Search code examples
rdata.tableaggregateones-complement

R, Complement on aggregating data.table


Is it possible to aggregate with a complement in R data.tables. Example below.

library(data.table)
dt <- data.table(a=c("word1","word2","word2","word2"), b=c("cat1","cat1","cat1","cat2"))

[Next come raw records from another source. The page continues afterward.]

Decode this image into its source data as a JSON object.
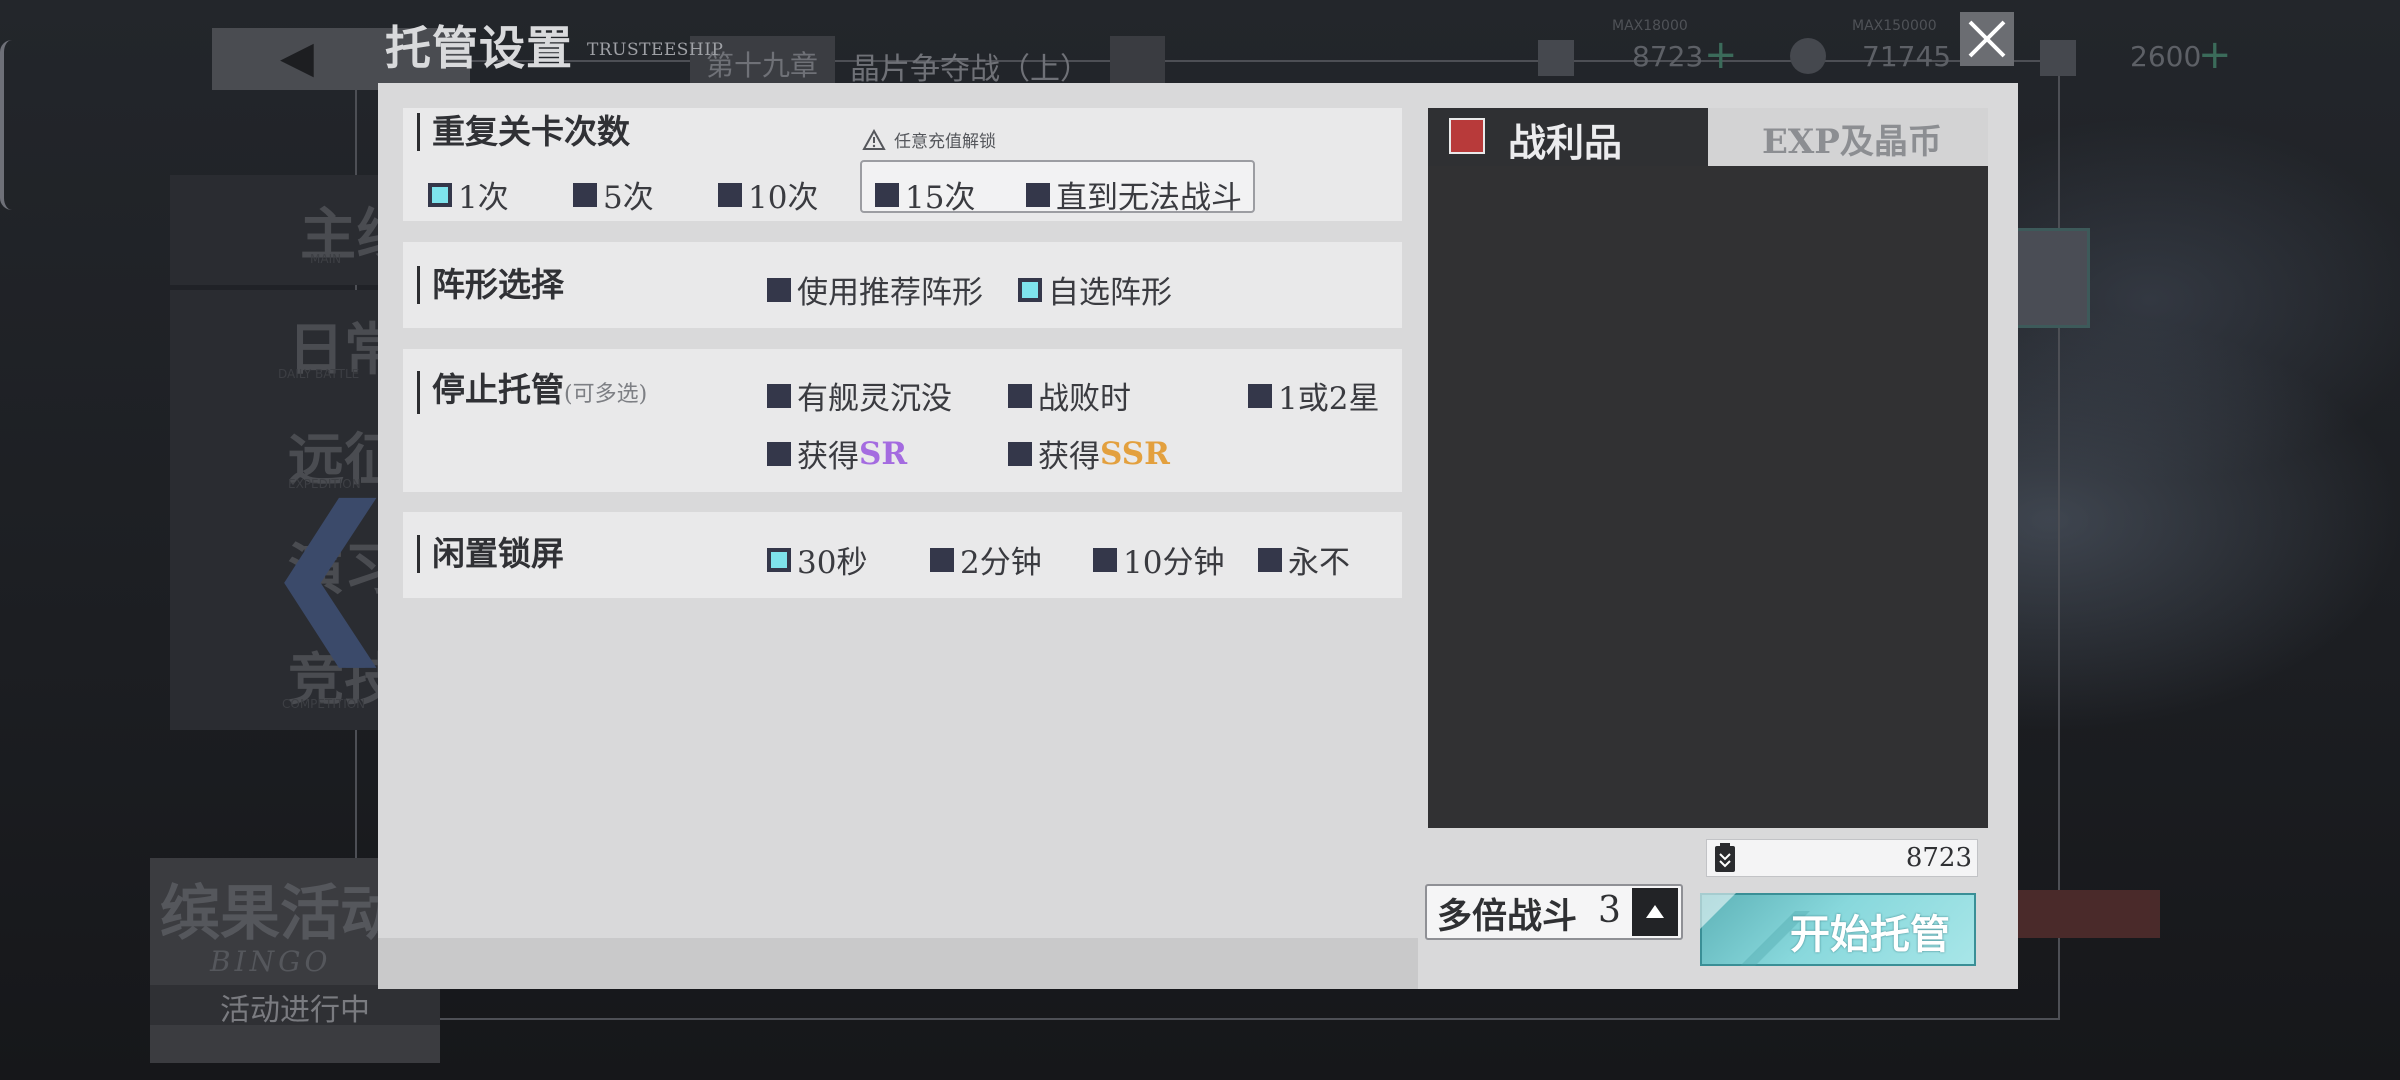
{
  "modal": {
    "title": "托管设置",
    "subtitle": "TRUSTEESHIP"
  },
  "background": {
    "chapter": "第十九章",
    "stage": "晶片争夺战（上）",
    "resources": [
      {
        "max": "MAX18000",
        "value": "8723"
      },
      {
        "max": "MAX150000",
        "value": "71745"
      },
      {
        "value": "2600"
      }
    ],
    "menu": [
      {
        "label": "主线",
        "sub": "MAIN"
      },
      {
        "label": "日常",
        "sub": "DAILY BATTLE"
      },
      {
        "label": "远征",
        "sub": "EXPEDITION"
      },
      {
        "label": "演习",
        "sub": ""
      },
      {
        "label": "竞技",
        "sub": "COMPETITION"
      }
    ],
    "event": {
      "title": "缤果活动",
      "brand": "BINGO",
      "status": "活动进行中"
    }
  },
  "repeat": {
    "title": "重复关卡次数",
    "unlock_hint": "任意充值解锁",
    "options": [
      "1次",
      "5次",
      "10次",
      "15次",
      "直到无法战斗"
    ],
    "selected": "1次"
  },
  "formation": {
    "title": "阵形选择",
    "options": [
      "使用推荐阵形",
      "自选阵形"
    ],
    "selected": "自选阵形"
  },
  "stop": {
    "title": "停止托管",
    "note": "(可多选)",
    "options": [
      "有舰灵沉没",
      "战败时",
      "1或2星"
    ],
    "obtain_prefix": "获得",
    "obtain_sr": "SR",
    "obtain_ssr": "SSR"
  },
  "idle": {
    "title": "闲置锁屏",
    "options": [
      "30秒",
      "2分钟",
      "10分钟",
      "永不"
    ],
    "selected": "30秒"
  },
  "rewards": {
    "tab_loot": "战利品",
    "tab_exp": "EXP及晶币",
    "active_tab": "战利品",
    "resource_value": "8723"
  },
  "multi_battle": {
    "label": "多倍战斗",
    "value": "3"
  },
  "start_button": "开始托管",
  "colors": {
    "checked": "#7ee3ec",
    "unchecked": "#34374a",
    "sr": "#a46be0",
    "ssr": "#e3a03e",
    "start_button": "#88d8dc"
  }
}
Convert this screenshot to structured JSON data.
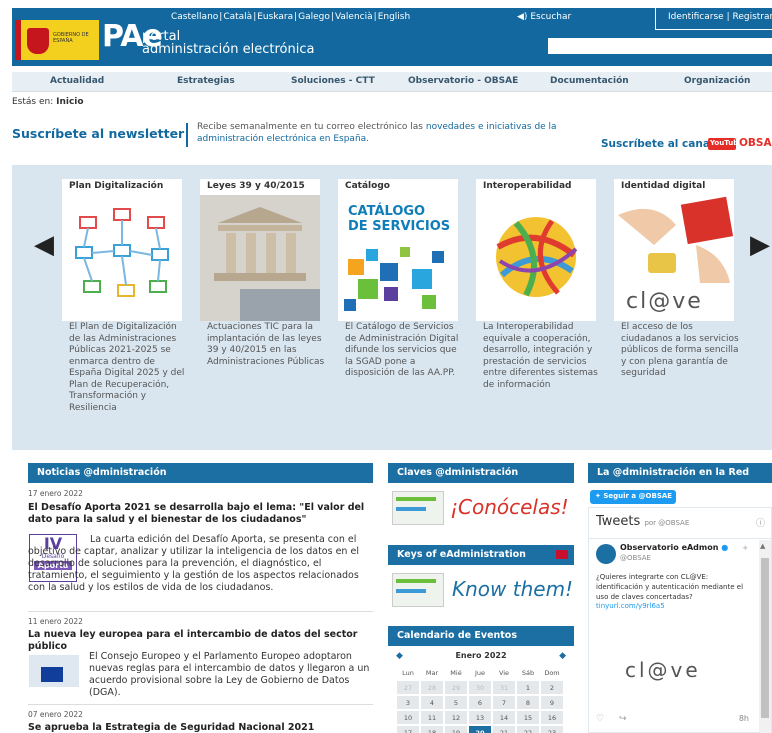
{
  "header": {
    "gov_label": "GOBIERNO DE ESPAÑA",
    "logo_pae": "PAe",
    "logo_line1": "portal",
    "logo_line2": "administración electrónica",
    "languages": [
      "Castellano",
      "Català",
      "Euskara",
      "Galego",
      "Valencià",
      "English"
    ],
    "listen": "Escuchar",
    "identify": "Identificarse",
    "register": "Registrarse",
    "search_placeholder": ""
  },
  "nav": [
    "Actualidad",
    "Estrategias",
    "Soluciones - CTT",
    "Observatorio - OBSAE",
    "Documentación",
    "Organización"
  ],
  "breadcrumb": {
    "prefix": "Estás en:",
    "current": "Inicio"
  },
  "newsletter": {
    "title": "Suscríbete al newsletter",
    "text_before": "Recibe semanalmente en tu correo electrónico las ",
    "text_link": "novedades e iniciativas de la administración electrónica en España",
    "text_after": ".",
    "channel": "Suscríbete al canal",
    "youtube": "YouTube",
    "obsae": "OBSAE"
  },
  "carousel": [
    {
      "title": "Plan Digitalización",
      "text": "El Plan de Digitalización de las Administraciones Públicas 2021-2025 se enmarca dentro de España Digital 2025 y del Plan de Recuperación, Transformación y Resiliencia"
    },
    {
      "title": "Leyes 39 y 40/2015",
      "text": "Actuaciones TIC para la implantación de las leyes 39 y 40/2015 en las Administraciones Públicas"
    },
    {
      "title": "Catálogo",
      "text": "El Catálogo de Servicios de Administración Digital difunde los servicios que la SGAD pone a disposición de las AA.PP.",
      "img_text1": "CATÁLOGO",
      "img_text2": "DE SERVICIOS"
    },
    {
      "title": "Interoperabilidad",
      "text": "La Interoperabilidad equivale a cooperación, desarrollo, integración y prestación de servicios entre diferentes sistemas de información"
    },
    {
      "title": "Identidad digital",
      "text": "El acceso de los ciudadanos a los servicios públicos de forma sencilla y con plena garantía de seguridad",
      "img_text": "cl@ve"
    }
  ],
  "news": {
    "header": "Noticias @dministración",
    "items": [
      {
        "date": "17 enero 2022",
        "title": "El Desafío Aporta 2021 se desarrolla bajo el lema: \"El valor del dato para la salud y el bienestar de los ciudadanos\"",
        "body": "La cuarta edición del Desafío Aporta, se presenta con el objetivo de captar, analizar y utilizar la inteligencia de los datos en el desarrollo de soluciones para la prevención, el diagnóstico, el tratamiento, el seguimiento y la gestión de los aspectos relacionados con la salud y los estilos de vida de los ciudadanos.",
        "thumb1": "IV",
        "thumb2": "Desafío",
        "thumb3": "Aporta"
      },
      {
        "date": "11 enero 2022",
        "title": "La nueva ley europea para el intercambio de datos del sector público",
        "body": "El Consejo Europeo y el Parlamento Europeo adoptaron nuevas reglas para el intercambio de datos y llegaron a un acuerdo provisional sobre la Ley de Gobierno de Datos (DGA)."
      },
      {
        "date": "07 enero 2022",
        "title": "Se aprueba la Estrategia de Seguridad Nacional 2021"
      }
    ]
  },
  "claves": {
    "header": "Claves @dministración",
    "banner": "¡Conócelas!"
  },
  "keys": {
    "header": "Keys of eAdministration",
    "banner": "Know them!"
  },
  "calendar": {
    "header": "Calendario de Eventos",
    "month": "Enero 2022",
    "days": [
      "Lun",
      "Mar",
      "Mié",
      "Jue",
      "Vie",
      "Sáb",
      "Dom"
    ],
    "weeks": [
      [
        "27",
        "28",
        "29",
        "30",
        "31",
        "1",
        "2"
      ],
      [
        "3",
        "4",
        "5",
        "6",
        "7",
        "8",
        "9"
      ],
      [
        "10",
        "11",
        "12",
        "13",
        "14",
        "15",
        "16"
      ],
      [
        "17",
        "18",
        "19",
        "20",
        "21",
        "22",
        "23"
      ]
    ],
    "selected": "20"
  },
  "social": {
    "header": "La @dministración en la Red",
    "follow": "Seguir a @OBSAE",
    "tweets": "Tweets",
    "by": "por @OBSAE",
    "account_name": "Observatorio eAdmon",
    "handle": "@OBSAE",
    "tweet_text": "¿Quieres integrarte con CL@VE: identificación y autenticación mediante el uso de claves concertadas?",
    "tweet_link": "tinyurl.com/y9rl6a5",
    "clave": "cl@ve",
    "time": "8h"
  },
  "colors": {
    "brand_blue": "#13699f",
    "bar_blue": "#1c6fa3",
    "gold": "#f4d01e",
    "red": "#c4161c"
  }
}
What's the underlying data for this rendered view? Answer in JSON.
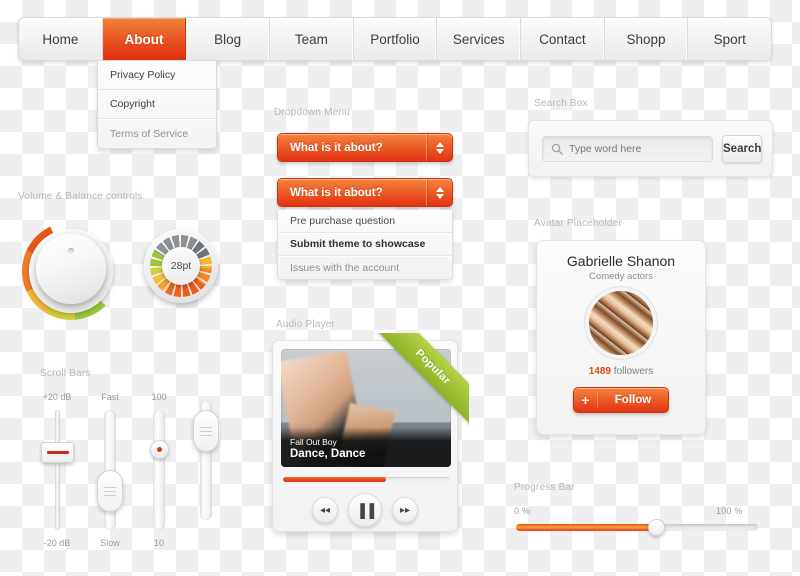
{
  "nav": {
    "items": [
      {
        "label": "Home",
        "active": false
      },
      {
        "label": "About",
        "active": true
      },
      {
        "label": "Blog",
        "active": false
      },
      {
        "label": "Team",
        "active": false
      },
      {
        "label": "Portfolio",
        "active": false
      },
      {
        "label": "Services",
        "active": false
      },
      {
        "label": "Contact",
        "active": false
      },
      {
        "label": "Shopp",
        "active": false
      },
      {
        "label": "Sport",
        "active": false
      }
    ],
    "dropdown": [
      "Privacy Policy",
      "Copyright",
      "Terms of Service"
    ]
  },
  "knobs": {
    "label": "Volume & Balance controls",
    "small_value": "28pt"
  },
  "scrollbars": {
    "label": "Scroll Bars",
    "sliders": [
      {
        "top": "+20 dB",
        "bottom": "-20 dB"
      },
      {
        "top": "Fast",
        "bottom": "Slow"
      },
      {
        "top": "100",
        "bottom": "10"
      },
      {
        "top": "",
        "bottom": ""
      }
    ]
  },
  "dropdown_menu": {
    "label": "Dropdown Menu",
    "button_label": "What is it about?",
    "button2_label": "What is it about?",
    "options": [
      "Pre purchase question",
      "Submit theme to showcase",
      "Issues with the account"
    ]
  },
  "audio_player": {
    "label": "Audio Player",
    "ribbon": "Popular",
    "artist": "Fall Out Boy",
    "song": "Dance, Dance",
    "progress_percent": 62,
    "controls": {
      "prev": "◂◂",
      "pause": "▐▐",
      "next": "▸▸"
    }
  },
  "search": {
    "label": "Search Box",
    "placeholder": "Type word here",
    "value": "",
    "button_label": "Search"
  },
  "avatar": {
    "label": "Avatar Placeholder",
    "name": "Gabrielle Shanon",
    "role": "Comedy actors",
    "followers_count": "1489",
    "followers_word": " followers",
    "follow_plus": "+",
    "follow_label": "Follow"
  },
  "progress_bar": {
    "label": "Progress Bar",
    "min": "0 %",
    "max": "100 %",
    "value_percent": 58
  },
  "colors": {
    "accent_orange": "#e23214",
    "accent_orange_light": "#f3833d",
    "ribbon_green": "#8fb327",
    "muted_text": "#b6b6b6"
  }
}
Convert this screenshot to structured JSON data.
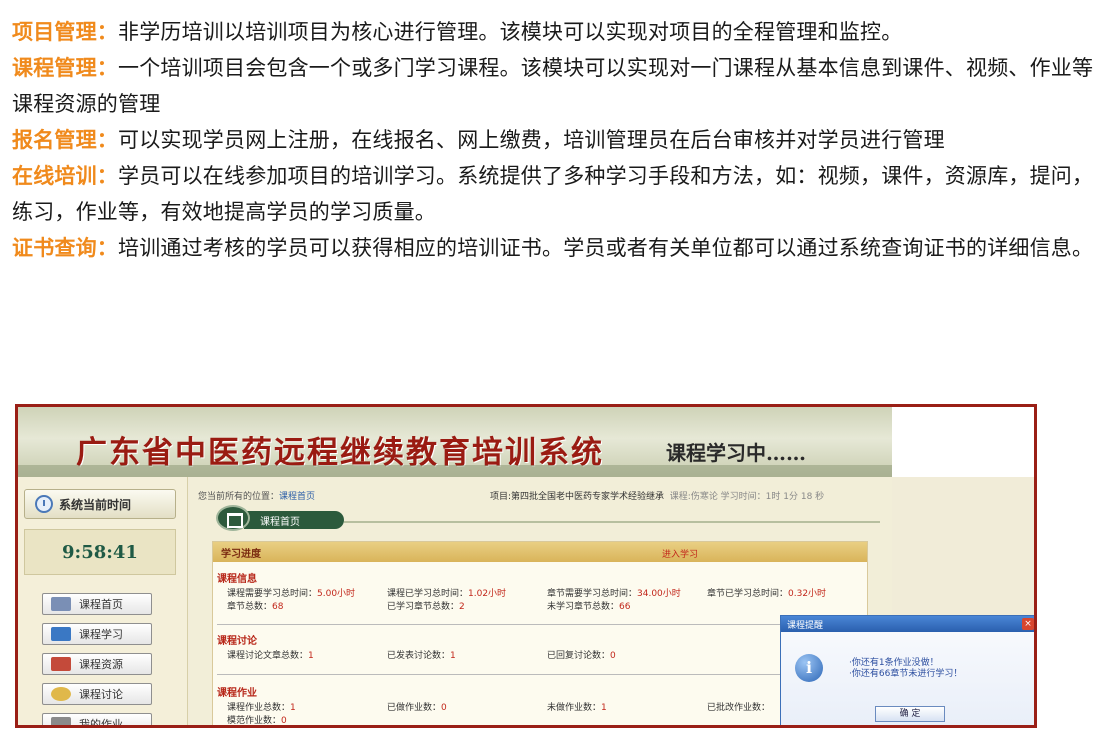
{
  "paragraphs": [
    {
      "term": "项目管理：",
      "body": "非学历培训以培训项目为核心进行管理。该模块可以实现对项目的全程管理和监控。"
    },
    {
      "term": "课程管理：",
      "body": "一个培训项目会包含一个或多门学习课程。该模块可以实现对一门课程从基本信息到课件、视频、作业等课程资源的管理"
    },
    {
      "term": "报名管理：",
      "body": "可以实现学员网上注册，在线报名、网上缴费，培训管理员在后台审核并对学员进行管理"
    },
    {
      "term": "在线培训：",
      "body": "学员可以在线参加项目的培训学习。系统提供了多种学习手段和方法，如：视频，课件，资源库，提问，练习，作业等，有效地提高学员的学习质量。"
    },
    {
      "term": "证书查询：",
      "body": "培训通过考核的学员可以获得相应的培训证书。学员或者有关单位都可以通过系统查询证书的详细信息。"
    }
  ],
  "app": {
    "title": "广东省中医药远程继续教育培训系统",
    "subtitle": "课程学习中……",
    "sidebar": {
      "time_label": "系统当前时间",
      "time_value": "9:58:41",
      "items": [
        {
          "label": "课程首页",
          "icon": "book-icon",
          "color": "#7a8fb5"
        },
        {
          "label": "课程学习",
          "icon": "computer-icon",
          "color": "#3a78c4"
        },
        {
          "label": "课程资源",
          "icon": "books-stack-icon",
          "color": "#c44a3a"
        },
        {
          "label": "课程讨论",
          "icon": "speech-bubble-icon",
          "color": "#e0b84a"
        },
        {
          "label": "我的作业",
          "icon": "notebook-icon",
          "color": "#8a8a8a"
        }
      ]
    },
    "breadcrumb_prefix": "您当前所有的位置：",
    "breadcrumb_link": "课程首页",
    "project_info": "项目:第四批全国老中医药专家学术经验继承",
    "course_info": "课程:伤寒论  学习时间：1时 1分 18 秒",
    "home_tab": "课程首页",
    "progress_title": "学习进度",
    "sections": {
      "info": {
        "title": "课程信息",
        "rows": [
          [
            {
              "k": "课程需要学习总时间：",
              "v": "5.00小时"
            },
            {
              "k": "课程已学习总时间：",
              "v": "1.02小时"
            },
            {
              "k": "章节需要学习总时间：",
              "v": "34.00小时"
            },
            {
              "k": "章节已学习总时间：",
              "v": "0.32小时"
            }
          ],
          [
            {
              "k": "章节总数：",
              "v": "68"
            },
            {
              "k": "已学习章节总数：",
              "v": "2"
            },
            {
              "k": "未学习章节总数：",
              "v": "66"
            }
          ]
        ]
      },
      "discussion": {
        "title": "课程讨论",
        "rows": [
          [
            {
              "k": "课程讨论文章总数：",
              "v": "1"
            },
            {
              "k": "已发表讨论数：",
              "v": "1"
            },
            {
              "k": "已回复讨论数：",
              "v": "0"
            }
          ]
        ]
      },
      "homework": {
        "title": "课程作业",
        "rows": [
          [
            {
              "k": "课程作业总数：",
              "v": "1"
            },
            {
              "k": "已做作业数：",
              "v": "0"
            },
            {
              "k": "未做作业数：",
              "v": "1"
            },
            {
              "k": "已批改作业数：",
              "v": ""
            }
          ],
          [
            {
              "k": "模范作业数：",
              "v": "0"
            }
          ]
        ]
      }
    },
    "partial_link": "进入学习",
    "popup": {
      "title": "课程提醒",
      "close": "×",
      "messages": [
        "·你还有1条作业没做！",
        "·你还有66章节未进行学习！"
      ],
      "ok": "确 定"
    }
  }
}
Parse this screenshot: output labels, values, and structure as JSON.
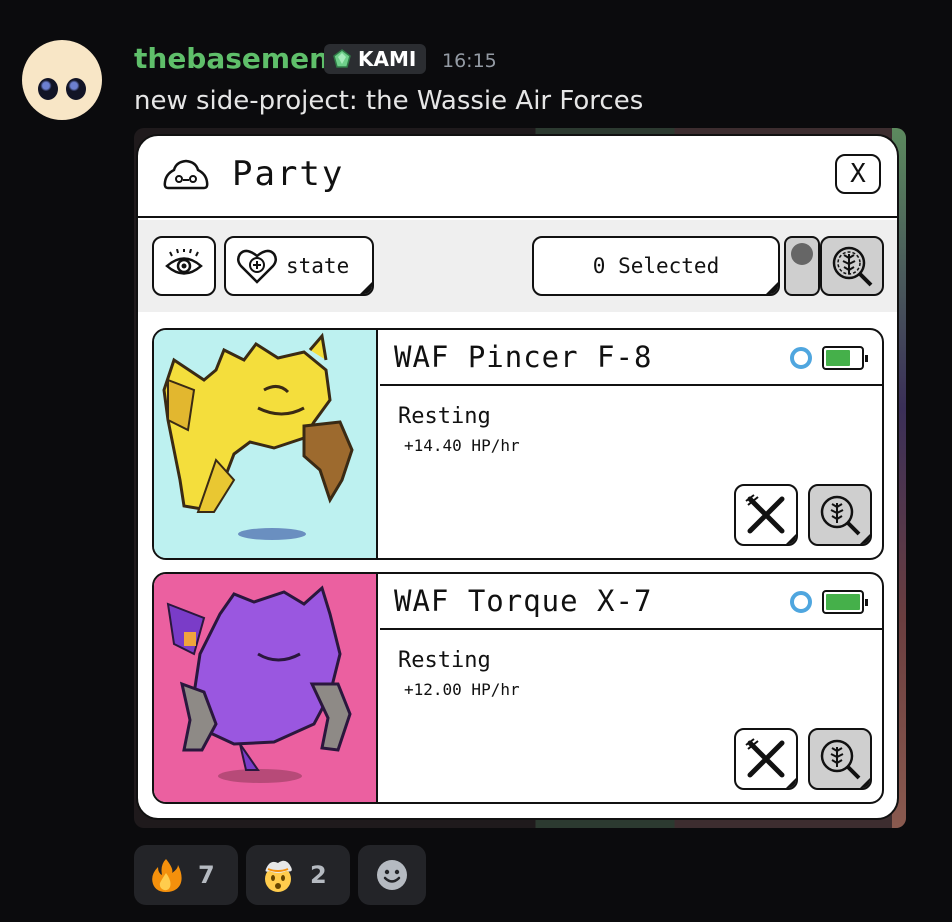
{
  "message": {
    "username": "thebasement",
    "tag": "KAMI",
    "time": "16:15",
    "text": "new side-project: the Wassie Air Forces"
  },
  "panel": {
    "title": "Party",
    "close_label": "X",
    "toolbar": {
      "state_label": "state",
      "selected_label": "0 Selected"
    },
    "cards": [
      {
        "name": "WAF Pincer F-8",
        "state": "Resting",
        "rate": "+14.40 HP/hr",
        "battery_level": 0.7,
        "portrait_color": "#bdf1f0"
      },
      {
        "name": "WAF Torque X-7",
        "state": "Resting",
        "rate": "+12.00 HP/hr",
        "battery_level": 1.0,
        "portrait_color": "#eb60a0"
      }
    ]
  },
  "reactions": [
    {
      "emoji": "fire",
      "count": "7"
    },
    {
      "emoji": "exploding-head",
      "count": "2"
    },
    {
      "emoji": "add-reaction",
      "count": ""
    }
  ],
  "colors": {
    "username": "#5fbf6a",
    "status_ring": "#4fa6df",
    "battery": "#45b04a"
  }
}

To get number of particular words in a category

newdt <- dt[,(.N),by=.(a,b)]
#word1,cat1 - 1
#word2,cat1 - 2
#word2,cat2 - 1

How could I count the number of all other words in the category? Or relatedly, number of other categories that the word is in? Something like the following?

#doesn't work
#newdt2 <- dt[a!=a,(.N),by=.(a,b)]
#the expected answer would be
#word1,cat1 - 2
#word2,cat1 - 1
#word2,cat2 - 0

I can't find any help on this in online tutorials or questions. Is there an easy way to get the complement. Data.table solution would be nice, as working with a 50M row table. Thanks!


Solution

  • Following the idea of Bruno to compute the difference of total count per category minus the count of words in each category but using data.table syntax with an update on join this becomes a "one-liner":

    library(data.table)
    dt <-data.table(a = c("word1", rep("word2", 3L)), b = c(rep("cat1", 3L), "cat2"))
    dt[, .N, by = .(a, b)][dt[, .N, by = b], on = "b", Nc := i.N - N][]
    
           a    b N Nc
    1: word1 cat1 1  2
    2: word2 cat1 2  1
    3: word2 cat2 1  0